The case concerns a 2001 state law, which states employees who work at least six hours must have a 30-minute, unpaid lunch break. If they do not get that, the law requires they are paid for an additional hour of pay. "Yeesh. Lunch breaks, days off, living wages. No wonder America is at a competitive disadvantage in the world, the way we coddle our workers," said Hee Wang, a company spokesperson.

"I will prove the reason they did this was for the God Almighty dollar," Attorney Fred Furth said in his opening statement. When asked if he could conceive of a reason other than money to explain why Walmart did anything Furth responded, "OK, so that won't be the toughest part of my case."

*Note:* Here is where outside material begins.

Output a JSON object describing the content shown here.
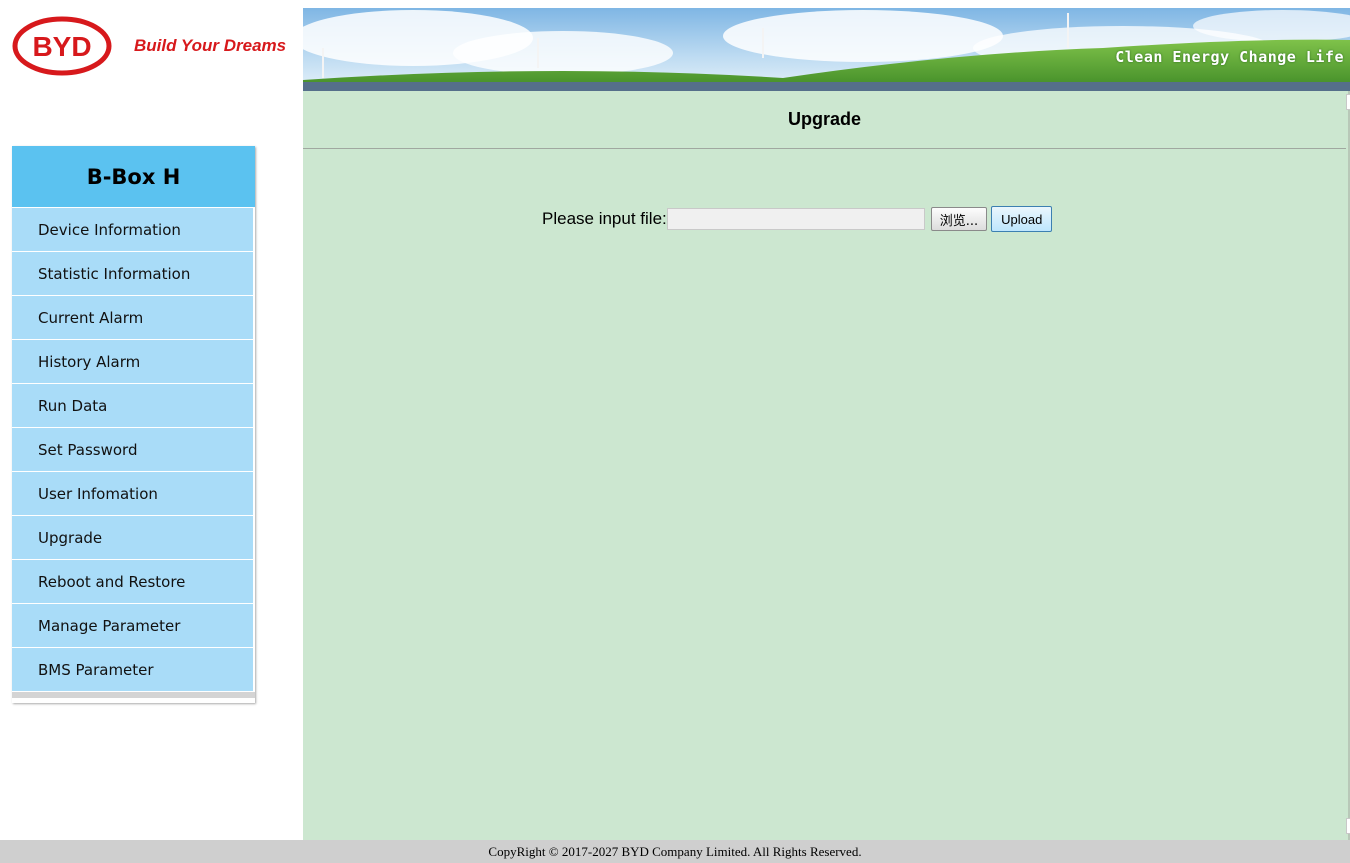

Wal-Mart declined to give an opening statement, reserving its right to give one later. "We need to make some...er...um...purchases first," said one Walmart attorney. "Can I see the juror list again?

The company claims that workers did not demand penalty wages on a timely basis. "Funny story there," said one of the attorneys who asked not to be named. "When they first brought the complaint we told them by law they couldn't file because all the clerks were on lunch break. It was weeks before they figured that one out."

Wal-Mart said that it did pay some employees their penalty pay and, in 2003, most workers agreed to waive their meal periods as the law allows. "That was right after we told them we'd fire them if they didn't," said Wang. "Oh and we made the workers who got the extra pay return it too. Are we an efficient company or what?"

The lawsuit was brought in 2001 by a handful of San Francisco-area former Wal-Mart employees, and took four years of legal wrangling to get to trial. "We thought this whole thing was about being gay," said one company attorney. "Who knew straight people wanted lunch breaks too?"

During that time, Wal-Mart produced internal audits that plaintiffs' lawyers maintain showed the company knew it was not granting meal breaks on thousands of occasions. "Hey come on," said Wang. "Have you seen the size of some of our workers? Missing some lunch is part of our new employee health plan."